Waters Rankings 2014 Winners’ Circle: IPC

ipc-ranjan-singh
Ranjan Singh, IPC

What have the highlights been for IPC this year?
Highlights have been the continued adoption of Unigy and its success in the marketplace, not only through incumbent customers but also a lot of competitive wins. It’s also the promise of Unigy coming to fruition and being realized in the deployments. We’ve had the largest trading floor deployment in excess of 1,000 positions, we’ve had geographically dispersed customer deployments, and we’ve had customers involved with applications. On a broader scale, IPC has had an enhanced services team that’s starting to come into its own as well—they work closely with the trading systems division, and that’s a very good support model for some of our customer base, where they’re looking for IPC to manage their trading-floor infrastructure. In addition to that, the network services division has also had a lot of success this year with a number of big wins, and a lot of data providers coming on.

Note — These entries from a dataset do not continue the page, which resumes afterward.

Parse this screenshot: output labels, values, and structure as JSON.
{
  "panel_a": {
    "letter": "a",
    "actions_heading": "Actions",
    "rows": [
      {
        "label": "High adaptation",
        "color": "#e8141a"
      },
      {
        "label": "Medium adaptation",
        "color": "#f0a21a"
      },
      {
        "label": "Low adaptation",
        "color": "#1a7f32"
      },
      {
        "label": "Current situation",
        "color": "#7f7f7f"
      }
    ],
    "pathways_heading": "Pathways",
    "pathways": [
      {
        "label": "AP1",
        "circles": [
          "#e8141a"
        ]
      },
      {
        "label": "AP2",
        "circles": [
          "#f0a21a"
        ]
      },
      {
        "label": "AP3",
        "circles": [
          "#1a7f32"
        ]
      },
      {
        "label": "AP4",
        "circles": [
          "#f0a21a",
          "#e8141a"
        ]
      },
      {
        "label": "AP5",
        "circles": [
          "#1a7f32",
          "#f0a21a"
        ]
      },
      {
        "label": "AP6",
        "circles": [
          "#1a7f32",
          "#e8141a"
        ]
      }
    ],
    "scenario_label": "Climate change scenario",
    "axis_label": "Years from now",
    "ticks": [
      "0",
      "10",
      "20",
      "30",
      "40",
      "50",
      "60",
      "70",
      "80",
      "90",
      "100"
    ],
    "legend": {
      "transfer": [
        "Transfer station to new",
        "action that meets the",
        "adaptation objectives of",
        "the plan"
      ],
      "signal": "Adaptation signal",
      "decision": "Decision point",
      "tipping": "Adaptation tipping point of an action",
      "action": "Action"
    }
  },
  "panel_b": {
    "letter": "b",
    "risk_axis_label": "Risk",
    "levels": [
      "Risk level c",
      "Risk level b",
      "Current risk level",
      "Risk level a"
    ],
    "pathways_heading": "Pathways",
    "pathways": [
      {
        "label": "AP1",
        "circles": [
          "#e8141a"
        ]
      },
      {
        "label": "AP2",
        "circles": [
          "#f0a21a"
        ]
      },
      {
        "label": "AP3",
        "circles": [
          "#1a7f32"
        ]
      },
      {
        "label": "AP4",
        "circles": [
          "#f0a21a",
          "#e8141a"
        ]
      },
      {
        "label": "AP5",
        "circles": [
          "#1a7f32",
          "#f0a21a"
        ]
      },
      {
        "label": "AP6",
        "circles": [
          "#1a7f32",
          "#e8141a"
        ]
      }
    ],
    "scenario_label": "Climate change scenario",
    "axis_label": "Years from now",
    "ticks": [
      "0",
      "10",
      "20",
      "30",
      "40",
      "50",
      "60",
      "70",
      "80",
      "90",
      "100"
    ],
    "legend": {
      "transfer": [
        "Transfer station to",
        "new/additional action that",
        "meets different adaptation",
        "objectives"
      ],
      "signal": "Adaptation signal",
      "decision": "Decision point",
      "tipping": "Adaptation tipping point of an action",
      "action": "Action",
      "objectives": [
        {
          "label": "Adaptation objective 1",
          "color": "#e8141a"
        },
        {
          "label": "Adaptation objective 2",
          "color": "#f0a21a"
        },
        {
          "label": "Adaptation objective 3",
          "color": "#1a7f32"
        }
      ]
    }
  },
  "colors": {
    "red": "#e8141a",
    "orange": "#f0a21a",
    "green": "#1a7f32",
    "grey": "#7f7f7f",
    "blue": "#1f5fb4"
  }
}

When you say “the promise of Unigy coming to fruition,” what do you mean?
A single communications platform that can be deployed globally, connect front-office traders as well as back-office folks, and cross a number of devices to cover different users. It’s a service-orientated architecture model, so customers are taking advantage of application programming interfaces (APIs) to build automation tools around it and so on.

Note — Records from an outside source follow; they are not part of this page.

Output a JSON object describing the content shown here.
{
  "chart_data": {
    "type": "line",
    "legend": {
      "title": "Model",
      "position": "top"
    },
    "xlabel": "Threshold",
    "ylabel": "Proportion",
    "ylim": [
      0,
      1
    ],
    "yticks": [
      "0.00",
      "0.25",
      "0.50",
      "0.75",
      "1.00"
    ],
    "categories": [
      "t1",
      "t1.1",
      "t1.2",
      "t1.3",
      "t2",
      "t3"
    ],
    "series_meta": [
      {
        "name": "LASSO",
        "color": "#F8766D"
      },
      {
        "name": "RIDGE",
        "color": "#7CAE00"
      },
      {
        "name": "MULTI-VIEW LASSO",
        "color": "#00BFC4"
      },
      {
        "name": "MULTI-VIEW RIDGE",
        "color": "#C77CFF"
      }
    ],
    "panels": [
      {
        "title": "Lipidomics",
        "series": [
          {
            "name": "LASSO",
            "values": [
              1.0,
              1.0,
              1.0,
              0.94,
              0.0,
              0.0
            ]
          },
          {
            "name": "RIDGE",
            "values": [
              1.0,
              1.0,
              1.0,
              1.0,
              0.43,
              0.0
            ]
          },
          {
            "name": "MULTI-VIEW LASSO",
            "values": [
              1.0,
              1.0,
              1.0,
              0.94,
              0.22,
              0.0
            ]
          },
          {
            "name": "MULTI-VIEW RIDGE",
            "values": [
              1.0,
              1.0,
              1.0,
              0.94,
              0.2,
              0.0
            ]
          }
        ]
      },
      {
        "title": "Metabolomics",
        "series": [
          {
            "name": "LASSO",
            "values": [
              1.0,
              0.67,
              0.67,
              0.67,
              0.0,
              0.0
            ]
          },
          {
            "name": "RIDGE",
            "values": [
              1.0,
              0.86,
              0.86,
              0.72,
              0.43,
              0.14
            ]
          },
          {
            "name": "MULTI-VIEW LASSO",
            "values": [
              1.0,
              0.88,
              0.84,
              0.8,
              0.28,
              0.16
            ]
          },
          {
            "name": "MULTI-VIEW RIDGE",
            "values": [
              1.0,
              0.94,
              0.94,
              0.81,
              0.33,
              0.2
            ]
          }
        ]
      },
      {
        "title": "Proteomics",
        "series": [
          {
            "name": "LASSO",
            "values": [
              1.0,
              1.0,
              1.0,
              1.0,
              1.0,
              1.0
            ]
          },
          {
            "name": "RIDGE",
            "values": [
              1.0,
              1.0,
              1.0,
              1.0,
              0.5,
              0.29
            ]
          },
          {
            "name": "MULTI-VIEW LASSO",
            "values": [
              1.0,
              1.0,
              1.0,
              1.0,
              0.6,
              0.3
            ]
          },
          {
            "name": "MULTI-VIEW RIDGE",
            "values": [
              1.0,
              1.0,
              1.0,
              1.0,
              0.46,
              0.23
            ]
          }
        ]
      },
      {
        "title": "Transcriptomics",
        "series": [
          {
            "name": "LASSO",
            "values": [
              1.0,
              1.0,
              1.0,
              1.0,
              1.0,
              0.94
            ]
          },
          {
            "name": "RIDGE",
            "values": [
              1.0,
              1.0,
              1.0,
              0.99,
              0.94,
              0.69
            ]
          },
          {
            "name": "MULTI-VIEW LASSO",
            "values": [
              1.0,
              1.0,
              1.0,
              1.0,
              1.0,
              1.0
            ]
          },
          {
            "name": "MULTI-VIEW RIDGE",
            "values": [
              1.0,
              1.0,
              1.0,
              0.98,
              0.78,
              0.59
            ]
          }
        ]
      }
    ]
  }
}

When you sit down with a client and talk through Unigy with them, what are the typical challenges they have and are asking you to assist with?
First and foremost, they’re looking to upgrade platforms and see what new technology can offer them. And with that, it’s all about return-on-investment. Cost is a big driver, and they’re trying to figure out if technology can help them manage that, whether it’s operational cost, deployment cost, or simply the cost of the solution itself. Second, compliance and security are big-ticket items for the banks now, and they want to see if a particular platform will meet their needs today and also whether it will meet their needs tomorrow as well. There’s a future focus in terms of what our roadmap looks like, and those are the two areas that really come up. Finally, they also want to see what changes are coming up in the support model—as an example, IPC has invested heavily in Dodd–Frank with voice-recording deployments, and we’ve built a center of excellence around that practice.

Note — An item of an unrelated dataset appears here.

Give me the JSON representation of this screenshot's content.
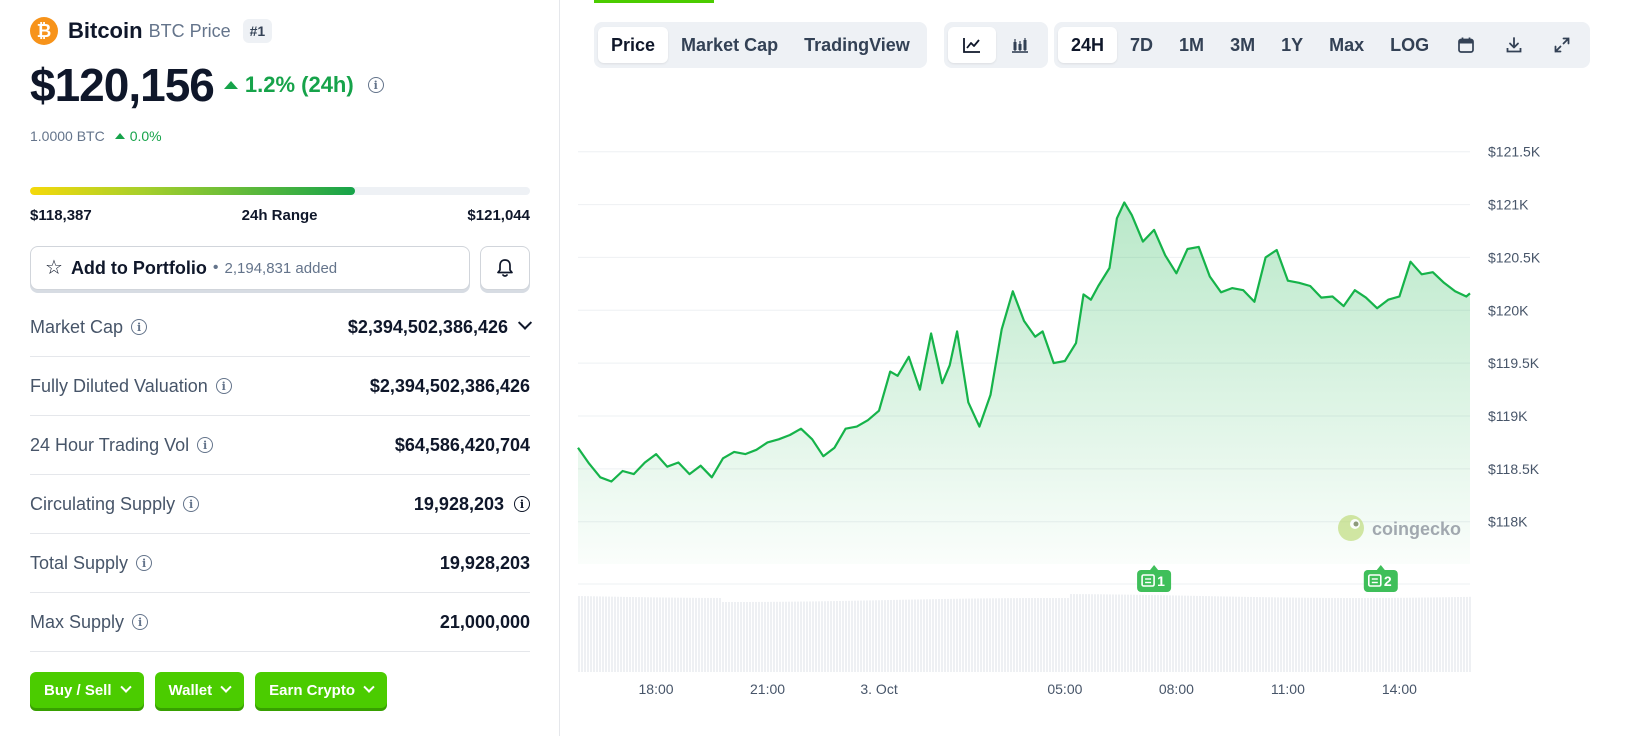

What are the big areas that you’re going to be looking at in the coming year? A continued focus on compliance and security?
Those two will really be the big ones. And when I talk about compliance, it’s not just the regulatory bodies as they evolve the standards they put in place—it’s also internal compliance. An example of that is customers having policy on paper, and the parallel that I draw is that a lot of policies, even in a place like IPC, say that you shouldn’t carry material around on a USB drive. But now, what companies are doing is actually putting rules in place that prevent you from doing that. Banks have a lot of regulatory policies, Chinese walls, white lists and black lists to implement, and they’re looking to us to put solutions in place that support both their internal policies, as well as the regulatory policies. That’s a really big area of focus for next year.

Looking ahead, with the increasing sophistication of soft phones and computer-based telecommunications software, do you see an eventual decline in the use of large, physical handsets like turrets and dealerboards?
So far, we continue to see a lot of support for the turret, and companies continue to buy it. What they’re really looking for is integration with their existing communications systems. They want to use a turret, but they want it incorporated into their client relationship management (CRM) systems, and they want it integrated with their instant messaging, such as Microsoft Lync, which we offer. They want it to work natively with other applications such as order management systems (OMSs). There is interest in soft applications, but so far that’s mainly been in situations of mobility or business continuity processes, and even there it’s taking off slowly. What I do expect is a continued desire to integrate the turret into other forms of communications and mobility, although it hasn’t really taken off to date. I really expect customers to want adjunct applications and forms of accessing the capabilities of the turret, whether it’s hoot, speakers, intercoms and such.